Plant research projects are increasingly producing large systematic collections of phenotype data. But how can it be stored so that others can easily use it and that proper credit goes to the creators of the data?
It is a sad reflection of the way that scientific work is judged that the most frequently asked question about Nature Plants is, what is its impact factor? For the record, as a newly launched journal we don't yet have an impact factor. Indeed Thomson ISI who calculate the journal impact factors will not be assigning us a number until 2017 at the earliest as there will not be sufficient data until then.
What underlies the question though is the fact that for many scientists their research funding and indeed their careers depends on publishing in journals with high impact factors despite the impact factor of a journal saying very little about the quality of any individual piece of work it publishes. This is a problem for all scientists but it is particularly acute for those working on projects that are not designed to produce neat, ‘paper-sized’ quanta of advance but instead are working towards broad-ranging practical applications. Or worse yet, the vast quantities of data that modern genotypic or phenotypic screens can produce.
Such projects aimed at producing direct practical applications are exactly what the Bill and Melinda Gates Foundation is funding (see News Feature by N. Gilbert). The foundation's deep pockets allow it to take a long view, funding projects for five or more years in order that bold experiments can be undertaken. Whether creating hybrid crops that maintain the benefits of heterosis into subsequent generations by reproducing clonally; re-engineering photosynthesis to increase its efficiency; or transplanting the ability to fix nitrogen into non-leguminous crops, the Gates Foundation will measure the return on its investment in terms of the potential improvements to the health and economic well-being of people in the developing world.
Elsewhere, in this issue Graham Moore of the John Innes Centre in Norwich, UK discusses his experiences with another initiative focussed on practical outcomes, the WISP collaboration (see Comment by G. Moore). WISP brings together academic and industrial scientists to identify and develop traits in wheat that will help maintain the increase in yields needed to satisfy our increasing global demand for the cereal. Genotyping and phenotyping of germplasm from landraces, wheat synthetics and wild relatives is providing a wealth of important data, but publications in journals are not the primary outcomes.
One of the results of WISP has been a genotyping data set for wheat representing more than 400 million data points leading to almost one million validated and characterized SNP-based markers. The WISP collaboration is large enough to be able to host this data and make it accessible to researchers, however smaller projects do not have the same luxury. Instead, there is an urgent need for central repositories for plant genotype and phenotype data, both to ensure their proper curation and also to help provide due credit to the researchers that have created them.

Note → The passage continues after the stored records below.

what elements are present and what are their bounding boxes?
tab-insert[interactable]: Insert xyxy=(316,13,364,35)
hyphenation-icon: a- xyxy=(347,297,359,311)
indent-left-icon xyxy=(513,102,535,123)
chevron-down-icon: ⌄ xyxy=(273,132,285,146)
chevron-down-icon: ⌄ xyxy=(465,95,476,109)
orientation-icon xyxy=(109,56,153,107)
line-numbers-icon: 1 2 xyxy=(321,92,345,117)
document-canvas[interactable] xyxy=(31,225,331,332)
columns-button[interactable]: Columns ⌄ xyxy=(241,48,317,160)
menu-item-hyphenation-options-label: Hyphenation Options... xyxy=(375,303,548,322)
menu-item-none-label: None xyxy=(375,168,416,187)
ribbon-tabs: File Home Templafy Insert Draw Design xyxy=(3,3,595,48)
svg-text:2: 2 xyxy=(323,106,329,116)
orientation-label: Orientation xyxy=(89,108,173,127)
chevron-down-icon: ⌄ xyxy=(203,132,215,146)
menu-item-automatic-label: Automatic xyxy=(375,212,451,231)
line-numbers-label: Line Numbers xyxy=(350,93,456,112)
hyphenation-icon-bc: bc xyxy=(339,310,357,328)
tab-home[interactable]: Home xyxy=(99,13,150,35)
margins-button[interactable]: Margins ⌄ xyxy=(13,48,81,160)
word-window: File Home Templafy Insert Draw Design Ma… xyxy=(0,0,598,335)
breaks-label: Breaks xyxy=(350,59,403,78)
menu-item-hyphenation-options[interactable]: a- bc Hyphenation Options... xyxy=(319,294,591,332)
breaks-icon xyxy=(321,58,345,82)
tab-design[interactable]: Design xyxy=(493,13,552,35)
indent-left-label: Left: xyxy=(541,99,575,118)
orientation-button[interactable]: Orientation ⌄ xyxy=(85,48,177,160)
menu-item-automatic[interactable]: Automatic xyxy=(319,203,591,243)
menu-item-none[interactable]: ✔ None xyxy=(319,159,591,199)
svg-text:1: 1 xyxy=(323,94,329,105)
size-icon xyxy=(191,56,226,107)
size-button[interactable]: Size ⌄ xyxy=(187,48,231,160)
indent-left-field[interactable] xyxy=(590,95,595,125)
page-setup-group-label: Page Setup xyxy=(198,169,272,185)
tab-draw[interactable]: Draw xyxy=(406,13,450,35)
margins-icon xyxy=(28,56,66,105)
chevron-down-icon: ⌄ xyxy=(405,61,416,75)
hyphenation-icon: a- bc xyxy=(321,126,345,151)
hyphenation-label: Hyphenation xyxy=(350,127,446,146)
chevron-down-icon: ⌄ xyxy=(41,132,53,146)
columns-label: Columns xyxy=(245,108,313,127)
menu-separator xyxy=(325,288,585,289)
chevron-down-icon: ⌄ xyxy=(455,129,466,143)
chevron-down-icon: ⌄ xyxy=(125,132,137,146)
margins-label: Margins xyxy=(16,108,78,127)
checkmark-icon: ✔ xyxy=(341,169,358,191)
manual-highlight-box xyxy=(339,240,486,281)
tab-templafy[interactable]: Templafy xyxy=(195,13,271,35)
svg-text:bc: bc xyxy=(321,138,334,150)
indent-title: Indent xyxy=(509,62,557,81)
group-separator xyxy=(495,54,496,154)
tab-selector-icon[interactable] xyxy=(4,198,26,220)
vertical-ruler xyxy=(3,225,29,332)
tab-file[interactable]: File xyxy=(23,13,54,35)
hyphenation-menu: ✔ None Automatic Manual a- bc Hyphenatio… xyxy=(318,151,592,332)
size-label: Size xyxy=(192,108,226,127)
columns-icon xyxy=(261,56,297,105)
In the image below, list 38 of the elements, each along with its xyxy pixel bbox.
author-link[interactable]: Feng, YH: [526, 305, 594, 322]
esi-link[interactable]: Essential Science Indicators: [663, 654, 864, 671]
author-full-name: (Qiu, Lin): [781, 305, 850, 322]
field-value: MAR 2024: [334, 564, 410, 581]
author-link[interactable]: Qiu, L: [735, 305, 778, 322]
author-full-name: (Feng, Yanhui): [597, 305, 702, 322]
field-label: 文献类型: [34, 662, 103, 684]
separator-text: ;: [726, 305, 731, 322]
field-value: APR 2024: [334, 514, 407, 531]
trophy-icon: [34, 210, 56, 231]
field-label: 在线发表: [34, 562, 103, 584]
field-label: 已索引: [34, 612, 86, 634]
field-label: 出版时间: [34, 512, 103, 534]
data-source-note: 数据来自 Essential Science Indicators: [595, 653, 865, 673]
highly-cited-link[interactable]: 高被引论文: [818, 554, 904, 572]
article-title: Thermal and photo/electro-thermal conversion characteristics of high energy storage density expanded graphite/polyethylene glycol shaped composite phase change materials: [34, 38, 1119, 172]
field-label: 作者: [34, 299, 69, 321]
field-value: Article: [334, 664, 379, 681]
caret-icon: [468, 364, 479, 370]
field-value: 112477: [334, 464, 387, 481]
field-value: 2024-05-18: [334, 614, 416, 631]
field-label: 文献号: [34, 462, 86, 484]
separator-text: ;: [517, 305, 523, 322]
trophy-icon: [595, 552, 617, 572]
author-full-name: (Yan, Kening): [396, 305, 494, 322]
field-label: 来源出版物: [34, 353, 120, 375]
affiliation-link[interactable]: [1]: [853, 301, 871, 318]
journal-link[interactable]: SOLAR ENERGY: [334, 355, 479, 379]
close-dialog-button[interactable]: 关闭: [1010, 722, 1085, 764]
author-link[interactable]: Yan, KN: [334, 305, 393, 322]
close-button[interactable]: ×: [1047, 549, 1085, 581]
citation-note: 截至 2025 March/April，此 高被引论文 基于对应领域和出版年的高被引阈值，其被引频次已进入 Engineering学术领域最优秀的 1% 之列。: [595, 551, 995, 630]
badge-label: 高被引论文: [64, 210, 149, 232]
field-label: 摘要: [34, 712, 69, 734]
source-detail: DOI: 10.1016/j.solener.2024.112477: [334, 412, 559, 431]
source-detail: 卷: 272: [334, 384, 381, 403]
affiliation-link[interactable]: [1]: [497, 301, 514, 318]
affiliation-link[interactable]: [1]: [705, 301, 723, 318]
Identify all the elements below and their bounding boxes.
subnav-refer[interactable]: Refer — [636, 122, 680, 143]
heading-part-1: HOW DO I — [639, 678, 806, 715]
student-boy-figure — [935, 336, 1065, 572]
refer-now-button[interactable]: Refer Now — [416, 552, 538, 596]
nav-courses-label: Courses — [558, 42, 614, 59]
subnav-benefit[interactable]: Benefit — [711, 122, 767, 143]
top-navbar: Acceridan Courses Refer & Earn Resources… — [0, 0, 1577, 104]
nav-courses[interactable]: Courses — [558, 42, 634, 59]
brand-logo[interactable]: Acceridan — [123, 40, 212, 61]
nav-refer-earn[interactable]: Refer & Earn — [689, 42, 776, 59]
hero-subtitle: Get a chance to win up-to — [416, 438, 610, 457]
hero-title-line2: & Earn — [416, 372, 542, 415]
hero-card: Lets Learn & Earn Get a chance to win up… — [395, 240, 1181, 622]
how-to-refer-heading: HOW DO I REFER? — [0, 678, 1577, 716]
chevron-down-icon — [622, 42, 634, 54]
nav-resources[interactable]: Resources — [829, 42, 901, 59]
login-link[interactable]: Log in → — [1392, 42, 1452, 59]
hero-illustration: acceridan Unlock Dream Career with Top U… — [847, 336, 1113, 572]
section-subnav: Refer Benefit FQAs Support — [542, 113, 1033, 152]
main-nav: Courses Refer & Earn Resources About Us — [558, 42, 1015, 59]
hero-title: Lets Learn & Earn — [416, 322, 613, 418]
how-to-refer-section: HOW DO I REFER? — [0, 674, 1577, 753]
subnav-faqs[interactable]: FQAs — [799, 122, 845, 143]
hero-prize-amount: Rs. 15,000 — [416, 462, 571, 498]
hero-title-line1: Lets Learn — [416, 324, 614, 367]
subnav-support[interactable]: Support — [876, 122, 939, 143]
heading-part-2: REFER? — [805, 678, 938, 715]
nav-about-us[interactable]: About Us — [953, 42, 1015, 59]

Some initiatives already exist. One such is DivSeek, which was recently launched to encourage plant researchers, breeders and gene banks to share and use effectivly crop diversity information (http://www.divseek.org/white-paper). Authors publishing their genetic and genomic studies in Nature Genetics will be strongly encouraged to deposit their genomic and related phenotypic data with DivSeek to help other researchers to build on their work (see Nature Genetics 47, 99; 2015).
DivSeek is not the only repository for this, or related, data. For example, the Jackson Lab has for many years maintained a QTL archive (http://qtlarchive.org). This was not designed with plant phenotype data in mind but there are plant data sets held there. Also Phenome Networks has a project called Unity (http://phenome-networks.com/unity) aiming at being a repository for plant phenotyping data for a variety of species. Concentrating a little more on the collection and analysis of phenotypic results, the Phytomorph project based at the University of Wisconsin (http://phytomorph.wisc.edu/index.php) is attempting to develop standards for both the documenting and analysis of systematic phenotyping experiments.
There is also the National Science Foundation funded iPlant Collaborative (http://www.iplantcollaborative.org) whose aim is to provide life science research with computational capacity for ‘big data’. As the name suggests this initiative is particularly successful at handling plant data. It has also developed a suite of analysis tools to help interrogate the data that it holds. iPlant has recently announced that in collaboration with the Genome Analysis Centre in Norwich, UK it is creating a European node called iPlant UK, funded to the tune of £1.8 million by the Biotechnology and Biological Sciences Research Council.
As a way to achieve proper documentation of data resources, to make them easily citable in conventional research articles and to provide the authors of such data sets a degree of recognition for their efforts Nature Publishing Group last year began publishing a new kind of scientific article, the Data Descriptor, in our journal Scientific Data (http://www.nature.com/sdata). Data Descriptors create a degree of harmonization for data sets wherever they are held. They explain where the data have been deposited and how they were collected, together with the standards, definitions and ontologies employed.
The most easily quantified products of scientific research may be papers in journals, but the increases in understanding that they represent and the practical applications to which that knowledge can be put are the true goals. Nature Plants encourages any and all creators of large data resources to share those data through an appropriate repository and to consider publishing a Data Descriptor to help others build on their results.